V) Sobre os impactos do aumento da idade de acesso ao benefício Redução do público de idosos beneficarios do BPC e aumento da taxa de pobreza entre idosos: Beneficiários idosos de 2015 = 1.922.373 milhão 27% tinham idade entre 65 e 69 anos (MDS. Boletim BPC, 2015) Se a idade mínima de elegibilidade fosse 70 anos em 2015, 520 mil idosos não seriam beneficiários do BPC. Nos primeiros 5 anos de implementação da nova idade mínima (2018-2022), a cada ano em media, 143 mil idosos não seriam elegíveis para receber o BPC, acumulando 716 mil idosos desprotegidos no período, representando uma desproteção de 29% face ao cenário onde não haja reforma. (TD O Benefício de Prestação Continuada (BPC) na Reforma da Previdência: contribuições para o debate, no prelo).
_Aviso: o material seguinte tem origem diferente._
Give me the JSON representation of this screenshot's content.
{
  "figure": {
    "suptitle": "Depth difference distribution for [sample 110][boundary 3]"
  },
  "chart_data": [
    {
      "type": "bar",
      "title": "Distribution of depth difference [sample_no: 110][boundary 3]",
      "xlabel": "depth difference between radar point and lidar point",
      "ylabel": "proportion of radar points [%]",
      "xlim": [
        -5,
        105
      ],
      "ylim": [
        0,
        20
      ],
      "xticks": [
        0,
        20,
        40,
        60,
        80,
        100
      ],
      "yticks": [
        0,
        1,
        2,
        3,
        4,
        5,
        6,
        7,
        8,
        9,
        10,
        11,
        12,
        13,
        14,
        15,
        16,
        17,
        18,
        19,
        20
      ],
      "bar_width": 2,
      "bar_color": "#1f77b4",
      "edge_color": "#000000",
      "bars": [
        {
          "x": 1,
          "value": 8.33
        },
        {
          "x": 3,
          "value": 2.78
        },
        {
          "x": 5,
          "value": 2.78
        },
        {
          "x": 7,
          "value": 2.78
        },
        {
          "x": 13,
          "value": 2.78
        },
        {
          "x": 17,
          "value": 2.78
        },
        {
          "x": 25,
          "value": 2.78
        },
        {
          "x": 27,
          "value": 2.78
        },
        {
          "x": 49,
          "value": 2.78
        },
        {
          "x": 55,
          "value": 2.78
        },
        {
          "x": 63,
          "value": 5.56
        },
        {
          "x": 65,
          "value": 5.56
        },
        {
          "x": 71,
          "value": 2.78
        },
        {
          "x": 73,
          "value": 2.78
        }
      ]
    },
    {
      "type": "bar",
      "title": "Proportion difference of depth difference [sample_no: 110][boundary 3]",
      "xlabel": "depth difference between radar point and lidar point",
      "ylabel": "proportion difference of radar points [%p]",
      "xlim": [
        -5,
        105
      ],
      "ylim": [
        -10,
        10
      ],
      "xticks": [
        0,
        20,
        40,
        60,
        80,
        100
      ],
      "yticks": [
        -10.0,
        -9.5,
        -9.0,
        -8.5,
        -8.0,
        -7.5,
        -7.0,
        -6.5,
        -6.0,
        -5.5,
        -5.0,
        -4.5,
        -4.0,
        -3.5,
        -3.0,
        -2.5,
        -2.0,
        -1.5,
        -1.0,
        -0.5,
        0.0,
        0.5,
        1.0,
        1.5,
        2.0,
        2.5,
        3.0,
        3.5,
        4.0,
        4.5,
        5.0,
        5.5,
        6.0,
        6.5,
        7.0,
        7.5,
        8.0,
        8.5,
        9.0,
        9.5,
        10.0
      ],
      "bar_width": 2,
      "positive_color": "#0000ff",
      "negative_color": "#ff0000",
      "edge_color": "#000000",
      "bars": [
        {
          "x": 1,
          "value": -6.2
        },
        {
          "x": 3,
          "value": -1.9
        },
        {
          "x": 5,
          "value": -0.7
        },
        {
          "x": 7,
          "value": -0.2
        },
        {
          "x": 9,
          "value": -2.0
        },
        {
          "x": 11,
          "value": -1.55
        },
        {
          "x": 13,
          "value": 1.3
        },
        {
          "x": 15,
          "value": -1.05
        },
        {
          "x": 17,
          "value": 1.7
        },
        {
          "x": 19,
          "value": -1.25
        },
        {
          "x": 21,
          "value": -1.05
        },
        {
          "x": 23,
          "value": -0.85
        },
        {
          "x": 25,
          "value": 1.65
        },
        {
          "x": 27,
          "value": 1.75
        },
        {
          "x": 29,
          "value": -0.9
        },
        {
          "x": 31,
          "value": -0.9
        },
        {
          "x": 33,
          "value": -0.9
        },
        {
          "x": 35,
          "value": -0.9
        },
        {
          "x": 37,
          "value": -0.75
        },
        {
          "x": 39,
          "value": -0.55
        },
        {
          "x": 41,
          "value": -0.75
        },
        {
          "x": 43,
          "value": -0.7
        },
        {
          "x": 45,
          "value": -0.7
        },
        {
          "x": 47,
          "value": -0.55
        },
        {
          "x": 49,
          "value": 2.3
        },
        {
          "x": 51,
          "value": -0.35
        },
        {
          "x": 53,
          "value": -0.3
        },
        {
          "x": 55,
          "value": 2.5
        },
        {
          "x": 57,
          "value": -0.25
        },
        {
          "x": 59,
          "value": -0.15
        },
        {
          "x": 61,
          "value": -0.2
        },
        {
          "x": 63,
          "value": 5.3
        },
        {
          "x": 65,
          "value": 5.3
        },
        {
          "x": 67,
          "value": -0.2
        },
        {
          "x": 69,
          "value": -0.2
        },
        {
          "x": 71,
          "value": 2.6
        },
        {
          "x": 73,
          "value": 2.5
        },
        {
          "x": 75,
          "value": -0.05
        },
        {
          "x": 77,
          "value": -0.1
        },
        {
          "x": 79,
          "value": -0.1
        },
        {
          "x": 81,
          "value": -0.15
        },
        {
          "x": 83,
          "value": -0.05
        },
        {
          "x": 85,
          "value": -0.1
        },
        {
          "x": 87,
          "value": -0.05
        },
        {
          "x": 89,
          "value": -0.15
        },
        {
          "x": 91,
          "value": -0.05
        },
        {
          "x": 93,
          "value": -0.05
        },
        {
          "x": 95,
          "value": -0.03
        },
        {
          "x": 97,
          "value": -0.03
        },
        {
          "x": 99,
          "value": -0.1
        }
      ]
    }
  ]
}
A elevação da idade de acesso ao BPC deve ser ponderada diante das reconhecidas dificuldades de inserção dos idosos no mercado de trabalho. Isto é ainda mais relevante para os trabalhadores menos qualificados, potencialmente beneficiários do BPC.

vi) Sobre a pressão provocada pelo aumento da expectativa de sobrevida Aumento da expectativa de sobrevida é um fator de pressão sobre o orçamento do BPC. A tábua de mortalidade do IBGE em 2014 apontou para uma expectativa de sobrevida aos 65 anos de 18,3 anos. Entretanto, as condições socioeconômicas podem influenciar as expectativas de sobrevida da população. Neste grupo específico, que apresentam características de extrema vulnerabilidade social, a expectativa de sobrevida, tende a ser bem menor que o da população em geral, conforme sugerem informações de registros administrativos (AEPS, 2014): Idade média de concessão do benefício (2014): 66,5 anos Cessações por morte (2014): correspondem a 84% Duração média do BPC Idoso (2014): 7,9 anos (proxy da expectativa de sobrevida dos beneficiários do BPC aos 66,5 anos) Expectativa de sobrevida da população aos 66 anos: 17,6 anos (IBGE)

Considerações Finais O BPC garante uma renda de substituição a um público em situação de grande vulnerabilidade social. O beneficio vem proporcionando inegável melhoria do bem estar aos beneficiários e contribuiu expressivamente para redução da miséria e da desigualdade no país nas últimas décadas. A desvinculação do valor do beneficio ao salário mínimo repercutirá negativamente nas condições de vida da população beneficiada, assim como nos indicadores de pobreza e de desigualdade do país. Sem clareza quanto à novas regras sobre o valor do benefício, abre-se espaço à insegurança sobre o futuro desta garantia de renda. A proposta de redução da idade de acesso implicará em importante redução no numero de idosos cobertos pelo BPC, com ampliação da vulnerabilidade deste grupo. Os termos atuais da proposta de reforma do BPC enfraquece a Seguridade Social em sua capacidade protetiva, impacto distributivo e garantia de condições dignas de vida a pessoas com deficiência e idosos em situação de miseria. O BPC é pilar essencial de proteção social, em especial em um país ainda marcado por fortes desigualdades sociais.